Vielmehr haben die Einwanderer Deutschland bereichert. Einige Worte und Begriffe, ein künstlerischer und wissenschaftlicher Einfluss, Beiträge zur deutschen Küche und eine Menge Namen, die auf die ehemalige Herkunft hindeuten. Aber Deutschland ist deutsch geblieben.
So wie auch das Ruhrgebiet ein gutes Jahrhundert später in noch größerem Maß von Slawen bevölkert worden ist, als die dort entstehenden Industrien nach Arbeitskräften gierten und die Lebensbedingungen im Osten so erbärmlich waren, dass viele freiwillig ihrer Heimat den Rücken kehrten. Wirtschaftmigranten par excellence, die in großen Mengen ins Land strömten und auch nicht überall mit offenen Armen empfangen wurden. Viele dieser sogenannten "Ruhrpolen" waren Pendler oder Gastarbeiter, die ihre Verbindungen zur Heimat aufrecht erhielten und im Alter zurückkehrten. Andere zogen Jahrzehnte später weiter Richtung Frankreich. Aber etliche hunderttausende blieben im Land der Schimanskis und der vielen anderen -skis und -skys. Jahrzehntelang wurde in großen Teilen des Ruhrgebiets mehr Polnisch als Deutsch gesprochen. Und bis heute wird in einschlägigen Kreisen gerne mal die altunehrwürdige Beschimpfung des FC Schalke 04 als "Polackenverein" aus der Mottenkiste der Geschichte gegraben.
Aber ist das Ruhrgebiet etwa tatsächlich polonisiert worden? Wird dort heute noch im großem Umfang polnisch gesprochen und polnischen Riten gefrönt? Von den Zahlen her ist damals dort zu einer durchaus massiven Veränderung der Bevölkerungsstruktur gekommen, die weit über den heutigen Bevölkerungsströmen gelegen hat. Viele Namen und manche Beiträge zur deutschen Küche weisen auf slawische Wurzeln hin. Und man darf vermuten, dass die polnische Frömmigkeit zur Stärkung des deutschen Katholizismus in Rhein-Ruhr beigetragen hat. Aber trotzdem muss man feststellen, dass Deutschland ganz problemlos deutsch geblieben ist.

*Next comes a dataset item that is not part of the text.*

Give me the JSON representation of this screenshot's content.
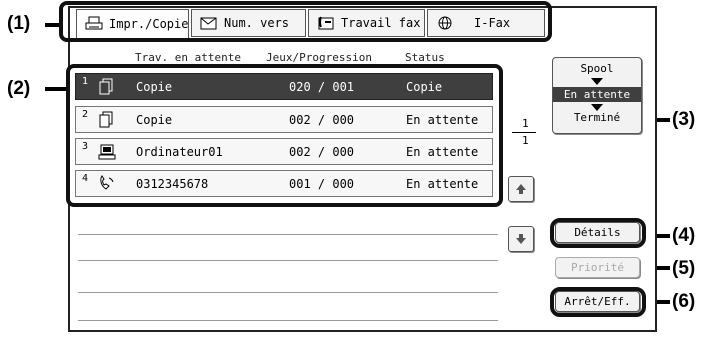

Die Geschichte belegt die wüsten Thesen von Sellner also nicht, sondern widerspricht seinen Behauptungen und Phantasien.
Von der mehr als dreisten Gleichsetzung von Wirtschaftsmigranten mit Afroamerikanern, die als Sklaven wider Willen entführt wurden, und anderen Klitterungen und Verdrehungen mal ganz abgesehen. Sellner beweist eigentlich nicht mehr als nur sein rhetorisches Talent dafür, die Realität auf den Kopf zu stellen.